We see this outpouring of emotion before and after each election, all over the world. Thankfully, it’s not nearly as hysterical in Canada, but elsewhere, including in India and the US, party spokespersons and supporters yell at each other on television talk shows. They accuse the other party’s candidate of all nefarious deeds while painting theirs’ as a candidate for sainthood. They come out on to the street to celebrate when their party/candidate wins, partying like they’d won the lottery.

And therein lies the clue to why people are so invested in their candidate, why they believe his or her success is their success. Because now this person will fix everything and all will be fine in their universe.

Successive elections have not taught the electorate that nothing much changes. Not really.
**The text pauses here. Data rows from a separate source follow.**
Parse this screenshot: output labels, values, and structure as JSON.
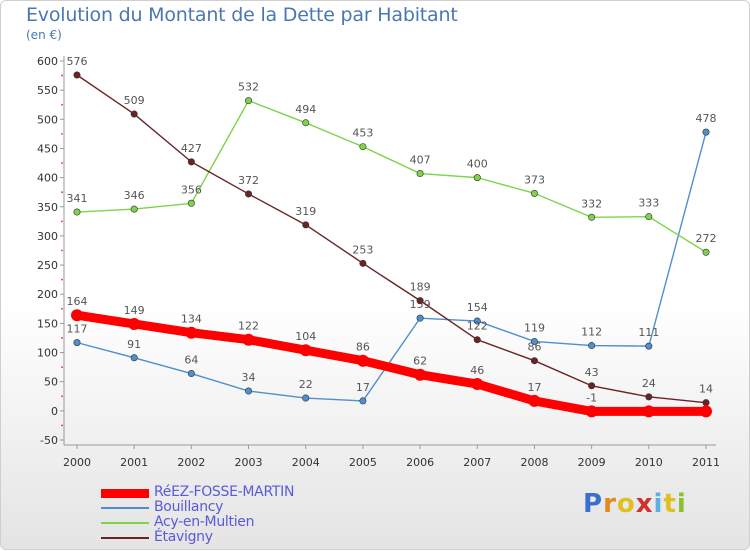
{
  "title": "Evolution du Montant de la Dette par Habitant",
  "unit": "(en €)",
  "logo": "Proxiti",
  "colors": {
    "reez": "#ff0000",
    "bouillancy": "#4f8fd0",
    "acy": "#7dd44a",
    "etavigny": "#6b2424",
    "title": "#4a77b4"
  },
  "chart_data": {
    "type": "line",
    "title": "Evolution du Montant de la Dette par Habitant",
    "subtitle": "(en €)",
    "x": [
      "2000",
      "2001",
      "2002",
      "2003",
      "2004",
      "2005",
      "2006",
      "2007",
      "2008",
      "2009",
      "2010",
      "2011"
    ],
    "ylim": [
      -50,
      600
    ],
    "yticks": [
      -50,
      0,
      50,
      100,
      150,
      200,
      250,
      300,
      350,
      400,
      450,
      500,
      550,
      600
    ],
    "grid": false,
    "legend_position": "bottom-left",
    "series": [
      {
        "name": "RéEZ-FOSSE-MARTIN",
        "color": "#ff0000",
        "values": [
          164,
          149,
          134,
          122,
          104,
          86,
          62,
          46,
          17,
          -1,
          -1,
          -1
        ],
        "labels": [
          "164",
          "149",
          "134",
          "122",
          "104",
          "86",
          "62",
          "46",
          "17",
          "-1",
          "",
          ""
        ]
      },
      {
        "name": "Bouillancy",
        "color": "#4f8fd0",
        "values": [
          117,
          91,
          64,
          34,
          22,
          17,
          159,
          154,
          119,
          112,
          111,
          478
        ],
        "labels": [
          "117",
          "91",
          "64",
          "34",
          "22",
          "17",
          "159",
          "154",
          "119",
          "112",
          "111",
          "478"
        ]
      },
      {
        "name": "Acy-en-Multien",
        "color": "#7dd44a",
        "values": [
          341,
          346,
          356,
          532,
          494,
          453,
          407,
          400,
          373,
          332,
          333,
          272
        ],
        "labels": [
          "341",
          "346",
          "356",
          "532",
          "494",
          "453",
          "407",
          "400",
          "373",
          "332",
          "333",
          "272"
        ]
      },
      {
        "name": "Étavigny",
        "color": "#6b2424",
        "values": [
          576,
          509,
          427,
          372,
          319,
          253,
          189,
          122,
          86,
          43,
          24,
          14
        ],
        "labels": [
          "576",
          "509",
          "427",
          "372",
          "319",
          "253",
          "189",
          "122",
          "86",
          "43",
          "24",
          "14"
        ]
      }
    ]
  }
}
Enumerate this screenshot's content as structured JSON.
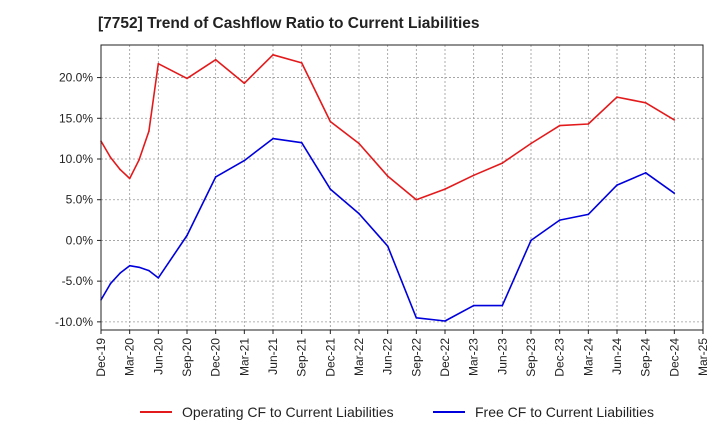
{
  "chart_data": {
    "type": "line",
    "title": "[7752]  Trend of Cashflow Ratio to Current Liabilities",
    "xlabel": "",
    "ylabel": "",
    "x_ticks": [
      "Dec-19",
      "Mar-20",
      "Jun-20",
      "Sep-20",
      "Dec-20",
      "Mar-21",
      "Jun-21",
      "Sep-21",
      "Dec-21",
      "Mar-22",
      "Jun-22",
      "Sep-22",
      "Dec-22",
      "Mar-23",
      "Jun-23",
      "Sep-23",
      "Dec-23",
      "Mar-24",
      "Jun-24",
      "Sep-24",
      "Dec-24",
      "Mar-25"
    ],
    "y_ticks": [
      "20.0%",
      "15.0%",
      "10.0%",
      "5.0%",
      "0.0%",
      "-5.0%",
      "-10.0%"
    ],
    "y_tick_values": [
      20,
      15,
      10,
      5,
      0,
      -5,
      -10
    ],
    "ylim": [
      -11,
      24
    ],
    "grid": true,
    "legend_position": "bottom",
    "series": [
      {
        "name": "Operating CF to Current Liabilities",
        "color": "#e31a1c",
        "points": [
          [
            0,
            12.2
          ],
          [
            0.33,
            10.2
          ],
          [
            0.67,
            8.7
          ],
          [
            1.0,
            7.6
          ],
          [
            1.33,
            9.9
          ],
          [
            1.67,
            13.4
          ],
          [
            2.0,
            21.7
          ],
          [
            3.0,
            19.9
          ],
          [
            4.0,
            22.2
          ],
          [
            5.0,
            19.3
          ],
          [
            6.0,
            22.8
          ],
          [
            7.0,
            21.8
          ],
          [
            8.0,
            14.6
          ],
          [
            9.0,
            11.9
          ],
          [
            10.0,
            7.9
          ],
          [
            11.0,
            5.0
          ],
          [
            12.0,
            6.3
          ],
          [
            13.0,
            8.0
          ],
          [
            14.0,
            9.5
          ],
          [
            15.0,
            11.9
          ],
          [
            16.0,
            14.1
          ],
          [
            17.0,
            14.3
          ],
          [
            18.0,
            17.6
          ],
          [
            19.0,
            16.9
          ],
          [
            20.0,
            14.8
          ]
        ]
      },
      {
        "name": "Free CF to Current Liabilities",
        "color": "#0000dd",
        "points": [
          [
            0,
            -7.3
          ],
          [
            0.33,
            -5.3
          ],
          [
            0.67,
            -4.0
          ],
          [
            1.0,
            -3.1
          ],
          [
            1.33,
            -3.3
          ],
          [
            1.67,
            -3.7
          ],
          [
            2.0,
            -4.6
          ],
          [
            3.0,
            0.6
          ],
          [
            4.0,
            7.8
          ],
          [
            5.0,
            9.8
          ],
          [
            6.0,
            12.5
          ],
          [
            7.0,
            12.0
          ],
          [
            8.0,
            6.3
          ],
          [
            9.0,
            3.3
          ],
          [
            10.0,
            -0.7
          ],
          [
            11.0,
            -9.5
          ],
          [
            12.0,
            -9.9
          ],
          [
            13.0,
            -8.0
          ],
          [
            14.0,
            -8.0
          ],
          [
            15.0,
            0.0
          ],
          [
            16.0,
            2.5
          ],
          [
            17.0,
            3.2
          ],
          [
            18.0,
            6.8
          ],
          [
            19.0,
            8.3
          ],
          [
            20.0,
            5.8
          ]
        ]
      }
    ]
  }
}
Perhaps the relationship between the ruler and ruled is encoded in our DNA. Once upon a time, there was the king or queen and the “praja” or the people. Or a landlord and his people. A landlord in the olden days that is – someone who owned the land people tilled or worked on for a pittance. This played out on cotton plantations in the US, on landholdings in England and in villages in India where bonded labour referred to their lord and master as mai-baap, or literally, mother-father. The ruler was the giver of all things that gave life.

The ruler, if he or she was good, looked after the people. If he/she was a despot, people hunkered down and waited for death or dethroning for deliverance.

Until democracy reached certain parts of the planet. Now the people had the power to vote someone they liked into power. They could vote for change, for achche din or to make America great again.

Except that nothing, really, had changed. Those who cried themselves hoarse while in opposition, promising sweeping change, and the sun, the moon and the stars, as well, changed themselves when in power.

There was only so much one man can do, one heard. Only so much a party that “inherited a mess” can change.

Barring a few (very few) leaders who were truly invested in the future of their country, the rest tend to have a four-year or five-year view. They can only see as far ahead as the next election and therefore, are in constant election mode, making populist moves.

Oh, they make grand announcements alright, but when it comes right down to it, the men and women celebrating on the streets go back home to the same old-same old dressed up as new.

We were discussing this at home one night over dinner. My husband told our son that people have to learn to look after their own interests. Promises will be trotted out, a lot of noise made, but no one is going to come to anyone’s rescue.

At the moment of reckoning, rules will be cited, sub clause this or that which prevents the new mai-baap from doing any more.

I told him about a recent television interview I watched in which Rajdeep Sardesai spoke to Prashant Bhushan and his father Shanti Bhushan. Both are lawyers – Shanti Bhushan was India’s law minister under Moraraji Desai. Even if this is going too far back for most readers, what they had to say about the current state of affairs would be an eye-opener.

Even someone as experienced as Prashant Bhushan, a supreme court lawyer, had placed his faith in Arvind Kejriwal. He saw him as the deliverer from all that ailed the political system until Kejriwal turned into the system himself. The idol had feet of clay.

Our son gave us a patient hearing. But young and idealistic, he thinks otherwise.

He believes one should engage, vote the right people into power and then hold them accountable.

We think so, too, we said. We are enthusiastic advocates for engaging. Be informed, engage at every level from the municipal to the federal – specially in a country like Canada where by and large, even the jaded feel a sense of hope.

Just don’t leave it up to someone else to decide your future for you.